The Time Keeper
- First edition
- Author: Mitch Albom
- Language: English (American English)
- Series: -
- Genre: Inspirational fiction
- Publisher: Hyperion Books
- Publication date: September 4, 2012
- Publication place: United States
- Media type: Print (Hardcover)
- Pages: 240 pp (first edition, hardcover)
- ISBN: 1-401-32278-6 (first edition, hardcover)

= The Time Keeper =

Work of inspirational fiction by Mitch Albom

The Time Keeper is a work of inspirational fiction by author Mitch Albom.

== Synopsis ==
Dor, the central character, invents the first clock. Punished for trying to measure time, Dor is banished to a cave for thousands of years. Dor becomes Father Time and has to listen to every person who laments about not having enough time. Eventually, Dor has a chance to redeem himself and regain his freedom.
He must help two diametrically different people understand the value of time management. One is a teenage girl named Sarah Lemon, who has decided to commit suicide after her parents divorce and the boy she likes, whom she believed to have loved her, begins flirting with her but then rejects and humiliates her.

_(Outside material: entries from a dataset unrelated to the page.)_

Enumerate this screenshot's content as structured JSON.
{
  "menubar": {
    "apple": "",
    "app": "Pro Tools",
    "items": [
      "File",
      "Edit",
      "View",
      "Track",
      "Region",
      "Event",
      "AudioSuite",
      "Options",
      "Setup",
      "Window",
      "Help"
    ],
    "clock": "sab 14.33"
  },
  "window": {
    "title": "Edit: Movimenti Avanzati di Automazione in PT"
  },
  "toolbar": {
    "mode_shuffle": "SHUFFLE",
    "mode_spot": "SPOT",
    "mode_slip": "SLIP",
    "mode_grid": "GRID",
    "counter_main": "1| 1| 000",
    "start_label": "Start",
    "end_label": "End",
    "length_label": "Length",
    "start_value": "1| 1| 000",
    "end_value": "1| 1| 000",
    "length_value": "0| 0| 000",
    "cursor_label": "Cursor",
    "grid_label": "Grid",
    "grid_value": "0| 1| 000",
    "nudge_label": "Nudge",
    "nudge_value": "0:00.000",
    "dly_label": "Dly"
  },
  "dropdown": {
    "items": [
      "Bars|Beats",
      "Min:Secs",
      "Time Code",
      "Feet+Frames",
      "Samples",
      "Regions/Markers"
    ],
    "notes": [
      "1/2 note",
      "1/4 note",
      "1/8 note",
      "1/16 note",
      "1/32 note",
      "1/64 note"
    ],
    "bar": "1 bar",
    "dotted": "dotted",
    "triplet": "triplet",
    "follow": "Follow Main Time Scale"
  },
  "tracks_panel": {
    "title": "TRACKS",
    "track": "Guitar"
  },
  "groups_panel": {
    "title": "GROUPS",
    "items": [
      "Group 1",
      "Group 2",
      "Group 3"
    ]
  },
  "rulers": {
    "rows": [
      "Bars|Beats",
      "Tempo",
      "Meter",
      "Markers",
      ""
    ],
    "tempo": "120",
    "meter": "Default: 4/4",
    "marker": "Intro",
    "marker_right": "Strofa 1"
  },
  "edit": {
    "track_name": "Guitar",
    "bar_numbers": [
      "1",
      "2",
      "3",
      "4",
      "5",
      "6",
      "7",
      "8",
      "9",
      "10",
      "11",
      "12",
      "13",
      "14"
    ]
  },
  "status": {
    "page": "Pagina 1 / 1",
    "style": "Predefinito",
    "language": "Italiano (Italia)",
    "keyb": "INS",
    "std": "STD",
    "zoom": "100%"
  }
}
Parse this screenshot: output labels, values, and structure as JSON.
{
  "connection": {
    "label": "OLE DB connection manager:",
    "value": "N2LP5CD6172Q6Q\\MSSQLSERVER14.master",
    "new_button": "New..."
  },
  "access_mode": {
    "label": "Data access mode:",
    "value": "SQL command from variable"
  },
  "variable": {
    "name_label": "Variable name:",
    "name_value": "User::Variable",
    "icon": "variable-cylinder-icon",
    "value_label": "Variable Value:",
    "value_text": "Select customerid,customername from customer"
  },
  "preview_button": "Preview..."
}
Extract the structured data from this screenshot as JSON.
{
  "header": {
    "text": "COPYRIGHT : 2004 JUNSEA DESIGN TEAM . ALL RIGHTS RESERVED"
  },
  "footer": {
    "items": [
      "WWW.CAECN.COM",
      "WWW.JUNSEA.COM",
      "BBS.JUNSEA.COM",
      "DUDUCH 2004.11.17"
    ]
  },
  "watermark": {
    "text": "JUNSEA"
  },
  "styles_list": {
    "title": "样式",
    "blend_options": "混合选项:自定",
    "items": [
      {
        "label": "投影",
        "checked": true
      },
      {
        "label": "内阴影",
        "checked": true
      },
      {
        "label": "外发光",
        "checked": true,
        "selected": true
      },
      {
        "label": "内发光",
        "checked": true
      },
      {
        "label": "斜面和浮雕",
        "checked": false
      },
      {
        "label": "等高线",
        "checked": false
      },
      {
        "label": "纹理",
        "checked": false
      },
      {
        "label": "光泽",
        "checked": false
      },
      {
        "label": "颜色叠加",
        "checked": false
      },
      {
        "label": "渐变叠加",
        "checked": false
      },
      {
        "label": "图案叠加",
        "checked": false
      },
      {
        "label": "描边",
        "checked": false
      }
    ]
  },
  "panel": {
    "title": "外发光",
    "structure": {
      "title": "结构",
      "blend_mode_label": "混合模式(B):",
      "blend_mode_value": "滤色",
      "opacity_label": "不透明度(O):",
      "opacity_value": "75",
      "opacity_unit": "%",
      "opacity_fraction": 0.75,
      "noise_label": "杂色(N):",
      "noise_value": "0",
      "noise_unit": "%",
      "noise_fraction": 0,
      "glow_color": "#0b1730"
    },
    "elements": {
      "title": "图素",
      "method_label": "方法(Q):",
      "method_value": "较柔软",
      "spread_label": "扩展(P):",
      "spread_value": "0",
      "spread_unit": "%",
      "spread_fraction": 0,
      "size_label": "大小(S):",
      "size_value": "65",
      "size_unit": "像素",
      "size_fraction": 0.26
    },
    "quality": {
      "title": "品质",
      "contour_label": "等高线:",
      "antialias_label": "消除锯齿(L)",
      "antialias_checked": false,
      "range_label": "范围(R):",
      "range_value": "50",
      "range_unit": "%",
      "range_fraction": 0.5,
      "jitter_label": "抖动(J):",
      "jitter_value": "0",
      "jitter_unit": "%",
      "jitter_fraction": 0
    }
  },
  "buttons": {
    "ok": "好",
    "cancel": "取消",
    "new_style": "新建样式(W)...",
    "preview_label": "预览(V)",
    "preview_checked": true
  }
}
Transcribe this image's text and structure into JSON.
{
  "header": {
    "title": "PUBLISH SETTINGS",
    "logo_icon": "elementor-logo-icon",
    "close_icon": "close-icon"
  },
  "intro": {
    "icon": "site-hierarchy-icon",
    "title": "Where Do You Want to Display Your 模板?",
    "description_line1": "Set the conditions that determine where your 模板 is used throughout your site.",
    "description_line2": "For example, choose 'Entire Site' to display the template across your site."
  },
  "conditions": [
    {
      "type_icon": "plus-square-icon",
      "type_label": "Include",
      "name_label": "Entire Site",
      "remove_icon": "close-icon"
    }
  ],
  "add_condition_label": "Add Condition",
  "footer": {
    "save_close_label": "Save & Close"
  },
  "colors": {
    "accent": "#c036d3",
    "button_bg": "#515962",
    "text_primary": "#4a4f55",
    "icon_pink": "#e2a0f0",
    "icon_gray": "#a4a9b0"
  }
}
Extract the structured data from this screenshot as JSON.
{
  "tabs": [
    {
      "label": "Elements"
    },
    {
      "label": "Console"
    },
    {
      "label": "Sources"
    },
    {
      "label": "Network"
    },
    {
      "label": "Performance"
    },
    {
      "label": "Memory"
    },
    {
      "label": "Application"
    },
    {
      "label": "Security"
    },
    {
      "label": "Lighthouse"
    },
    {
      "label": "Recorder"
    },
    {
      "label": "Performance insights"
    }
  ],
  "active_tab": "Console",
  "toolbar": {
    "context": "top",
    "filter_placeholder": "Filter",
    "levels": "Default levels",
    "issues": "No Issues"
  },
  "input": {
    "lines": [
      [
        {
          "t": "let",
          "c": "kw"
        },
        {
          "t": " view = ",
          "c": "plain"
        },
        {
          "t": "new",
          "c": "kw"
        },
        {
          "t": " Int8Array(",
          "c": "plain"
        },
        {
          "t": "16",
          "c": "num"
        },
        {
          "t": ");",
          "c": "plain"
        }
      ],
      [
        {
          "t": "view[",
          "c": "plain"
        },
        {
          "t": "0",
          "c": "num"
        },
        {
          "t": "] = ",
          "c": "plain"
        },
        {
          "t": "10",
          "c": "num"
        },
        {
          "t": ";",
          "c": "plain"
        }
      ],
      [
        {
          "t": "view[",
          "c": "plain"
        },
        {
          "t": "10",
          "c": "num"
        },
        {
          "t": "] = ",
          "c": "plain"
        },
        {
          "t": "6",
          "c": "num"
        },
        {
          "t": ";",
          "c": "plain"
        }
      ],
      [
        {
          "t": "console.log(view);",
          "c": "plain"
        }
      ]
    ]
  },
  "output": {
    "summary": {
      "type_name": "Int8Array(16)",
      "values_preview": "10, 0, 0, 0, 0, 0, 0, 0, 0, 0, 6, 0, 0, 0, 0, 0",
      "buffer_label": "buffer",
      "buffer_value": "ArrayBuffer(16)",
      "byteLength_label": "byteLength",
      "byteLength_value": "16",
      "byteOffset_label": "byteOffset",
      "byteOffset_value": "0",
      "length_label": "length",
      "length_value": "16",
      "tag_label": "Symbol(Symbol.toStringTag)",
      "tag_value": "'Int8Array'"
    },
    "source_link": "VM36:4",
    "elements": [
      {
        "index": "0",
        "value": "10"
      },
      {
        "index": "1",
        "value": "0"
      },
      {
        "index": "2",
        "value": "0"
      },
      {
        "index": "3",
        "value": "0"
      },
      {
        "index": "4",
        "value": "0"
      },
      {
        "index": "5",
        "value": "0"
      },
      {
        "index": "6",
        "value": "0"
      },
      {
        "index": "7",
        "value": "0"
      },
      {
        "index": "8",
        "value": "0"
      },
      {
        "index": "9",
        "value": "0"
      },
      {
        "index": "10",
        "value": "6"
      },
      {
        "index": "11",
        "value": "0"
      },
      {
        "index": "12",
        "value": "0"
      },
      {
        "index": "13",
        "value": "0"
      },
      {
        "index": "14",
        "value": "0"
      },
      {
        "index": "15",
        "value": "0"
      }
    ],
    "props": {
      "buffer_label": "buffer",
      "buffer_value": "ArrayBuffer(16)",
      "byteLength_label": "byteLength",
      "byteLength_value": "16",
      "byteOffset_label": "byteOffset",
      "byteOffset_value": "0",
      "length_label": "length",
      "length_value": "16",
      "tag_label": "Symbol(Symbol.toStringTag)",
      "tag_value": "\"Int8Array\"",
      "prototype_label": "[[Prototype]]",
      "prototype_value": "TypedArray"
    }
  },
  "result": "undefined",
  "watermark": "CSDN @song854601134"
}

The other person is a wealthy elderly businessman, Victor Delamonte. Victor is terminally ill with cancer and wishes to cheat death through cryogenic freezing. Knowing that his wife will disapprove, he chooses not to tell her.

Dor changes their fates by stopping time and showing them their futures, in which Sarah's mother is grieving her death, and the businessman Victor fails in his plan of freezing himself and is 'reborn' in the future. Both Sarah and Victor reconsider their plans, and Dor and his dying wife, Alli rekindle their broken relationship.

==Reviews==
Rabbi Jason Miller said of the book, "Time is on our wrists and computer screens, on our cell phones and on the walls of our home, but Mitch Albom teaches us that being a time keeper is not the way to live." A review in Publishers Weekly said, "Albom deftly juggles multiple narratives to craft an inspiring tale that will please his fans and newcomers alike." A review on the Bookreport.com website said, "Albom has gained a well-deserved reputation for writing about matters of faith, mortality and the afterlife in ways that resonate with readers. In The Time Keeper, he does the same thing in a story that also reminds people how to try to live each day." A reviewer for the Deseret News online also praised the work. She wrote, "Mitch Albom . . . returns to fiction with a unique and inspiring new book titled The Time Keeper."

== Release ==
The hardcover edition was released on September 4, 2011.